The Hot 5 for January
An opinionated to-do list
Buffalo On Tap, Buffalo’s largest beer festival, is Jan. 14 at Buffalo Niagara Convention Center
We’re giving you a mix of old and new to start 2017. Sometimes, it’s comforting to hearken back to a simpler time when you felt whole and full of hope and joy. Then again, out with the old and in with the new can be cleansing. After the year we’ve just had, find your happy place wherever you can.
Old: Elvis Birthday Weekend
Remember when the site of a pelvis gyrating on TV could offend and outrage viewers? Good times. In a loving, rocking ode to The King, James Gibb and Pat Dunn perform a three-day special concert series celebrating Elvis Presley’s birthday weekend, beginning with The Early Years show at 7:30 p.m. on Friday, followed by his spectacularly rhinestone-festooned sixties Comeback Special and hits from that decade at 7:30 p.m. on Saturday, and concluding with a 2:30 p.m. Sunday matinée covering The (somewhat-bloated) Vegas Years and taking place on his actual birthday.

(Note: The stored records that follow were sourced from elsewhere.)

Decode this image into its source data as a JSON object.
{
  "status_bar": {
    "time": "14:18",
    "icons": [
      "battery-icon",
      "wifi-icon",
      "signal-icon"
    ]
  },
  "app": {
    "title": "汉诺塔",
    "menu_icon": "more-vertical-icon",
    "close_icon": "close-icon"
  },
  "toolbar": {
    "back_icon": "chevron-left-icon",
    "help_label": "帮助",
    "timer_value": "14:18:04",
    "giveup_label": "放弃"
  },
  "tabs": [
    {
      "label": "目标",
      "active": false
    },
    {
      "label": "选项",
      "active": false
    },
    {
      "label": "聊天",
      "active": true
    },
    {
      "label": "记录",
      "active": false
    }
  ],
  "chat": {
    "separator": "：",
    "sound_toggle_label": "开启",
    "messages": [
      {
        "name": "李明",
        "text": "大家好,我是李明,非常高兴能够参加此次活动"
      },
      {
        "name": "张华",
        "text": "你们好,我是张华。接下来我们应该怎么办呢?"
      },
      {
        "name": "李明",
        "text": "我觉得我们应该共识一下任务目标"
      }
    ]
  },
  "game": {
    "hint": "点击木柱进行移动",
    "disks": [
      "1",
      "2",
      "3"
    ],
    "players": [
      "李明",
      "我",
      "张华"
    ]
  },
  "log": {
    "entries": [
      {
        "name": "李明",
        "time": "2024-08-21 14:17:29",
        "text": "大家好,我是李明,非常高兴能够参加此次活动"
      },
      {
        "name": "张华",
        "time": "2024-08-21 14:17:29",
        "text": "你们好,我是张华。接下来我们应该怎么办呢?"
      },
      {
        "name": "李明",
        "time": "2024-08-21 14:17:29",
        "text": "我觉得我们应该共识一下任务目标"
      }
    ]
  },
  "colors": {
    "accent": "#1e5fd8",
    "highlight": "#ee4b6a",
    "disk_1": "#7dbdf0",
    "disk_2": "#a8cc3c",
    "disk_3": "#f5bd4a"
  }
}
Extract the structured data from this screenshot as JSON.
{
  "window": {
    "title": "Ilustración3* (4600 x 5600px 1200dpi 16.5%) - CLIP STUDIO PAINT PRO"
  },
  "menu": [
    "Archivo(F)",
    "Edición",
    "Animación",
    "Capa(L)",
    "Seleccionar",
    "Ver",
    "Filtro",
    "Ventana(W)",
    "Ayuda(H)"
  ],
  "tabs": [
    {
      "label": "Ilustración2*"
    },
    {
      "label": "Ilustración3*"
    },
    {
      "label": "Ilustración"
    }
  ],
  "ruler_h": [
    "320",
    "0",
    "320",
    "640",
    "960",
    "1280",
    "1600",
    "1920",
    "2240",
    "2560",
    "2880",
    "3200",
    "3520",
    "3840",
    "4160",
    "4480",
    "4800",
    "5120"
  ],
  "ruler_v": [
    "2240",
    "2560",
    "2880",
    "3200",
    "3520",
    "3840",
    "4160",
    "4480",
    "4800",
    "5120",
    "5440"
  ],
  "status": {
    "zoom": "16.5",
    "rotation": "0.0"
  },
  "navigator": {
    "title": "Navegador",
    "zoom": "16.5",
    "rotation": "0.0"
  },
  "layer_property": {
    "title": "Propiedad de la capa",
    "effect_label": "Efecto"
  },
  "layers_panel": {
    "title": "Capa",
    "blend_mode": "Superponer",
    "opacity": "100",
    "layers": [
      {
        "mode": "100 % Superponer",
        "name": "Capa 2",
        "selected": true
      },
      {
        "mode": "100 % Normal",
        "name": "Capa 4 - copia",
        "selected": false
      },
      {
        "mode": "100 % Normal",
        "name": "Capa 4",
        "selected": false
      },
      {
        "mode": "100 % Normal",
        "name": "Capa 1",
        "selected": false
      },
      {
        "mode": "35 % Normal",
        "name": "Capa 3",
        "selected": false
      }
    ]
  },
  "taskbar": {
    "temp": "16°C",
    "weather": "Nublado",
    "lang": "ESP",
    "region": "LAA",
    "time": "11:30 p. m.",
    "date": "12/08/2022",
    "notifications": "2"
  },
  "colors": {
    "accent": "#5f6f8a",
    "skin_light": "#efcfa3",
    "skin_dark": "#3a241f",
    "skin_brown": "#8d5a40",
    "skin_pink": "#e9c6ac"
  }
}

Jan. 6 through Jan. 8 at Lancaster Opera House (21 Central Ave., Lancaster; lancopera.org or 683-1776)
New: Buffalo On Tap Festival
While Buffalo is thrilled and proud to be the home of so many new breweries, it’s fun to see what other craft brewers around the country are up to. Swill to your heart’s content at Buffalo’s largest beer festival, where you can try more than 150 different kinds of beer from America’s best craft breweries. If you think you only like super hoppy IPAs, sampling cream ale sweetened with local honey from Crow Peak Brewing in Spearfish, South Dakota, might just turn your head.
Jan. 14 at Buffalo Niagara Convention Center (153 Franklin St.; americaontap.com)
Old: Third Thursday Trivia Night
Burchfield Penney Art Center celebrates its fiftieth anniversary this year by sharing trivia about Buffalo and Western New York. Do you know: Which current Supreme Court Justice was born in Western New York? What event led to Mayor Jimmy Griffin’s nickname, “Jimmy Six Pack”? Which well-known nineteenth century author lived in Buffalo and served as editor for a local newspaper? If not, no biggie. There also will be questions on music, sports, politics, scandals, architecture, geography, art and artists, and more. Food and drink will be available for purchase all night in the café; admission is free.
Jan. 19 at 7 p.m. at Burchfield Penney Art Center (1300 Elmwood Ave.; burchfieldpenney.org or 878-6011)
New: Short Play Festival
Niagara University’s Theatre and Fine Arts Department is renowned for its quality programs. If you want to see how kids these days are directing, this festival is a good place to start. With comedies, dramas, and everything in between, Niagara University’s annual debut of nearly two-dozen student directors produces a smorgasbord of professionally published ten-minute plays.
Jan. 20 through Jan. 28 at Niagara University Theatre (5795 Lewiston Rd., Lewiston; theatre.niagara.edu or 286-8685)
Really old: Beethoven’s Fifth
How did Beethoven compose music without being able to hear it? How? Now we can find out. At this special evening at Kleinhans, the audience listens to Beethoven’s masterpiece while exploring his increasing hearing loss and how his passion transcended his physical limitations. Learn how this genius created such extraordinary music as deafness engulfed him. Experts from the UB Medical School join the BPO for this multimedia presentation to help us understand the causes and effects of hearing loss. Stefan Sanders conducts.
Jan. 26 at 7 p.m. at Buffalo Philharmonic Orchestra, Kleinhans Music Hall (3 Symphony Cir.; bpo.org or 885-5000)
Wendy Guild Swearingen is senior editor of Spree.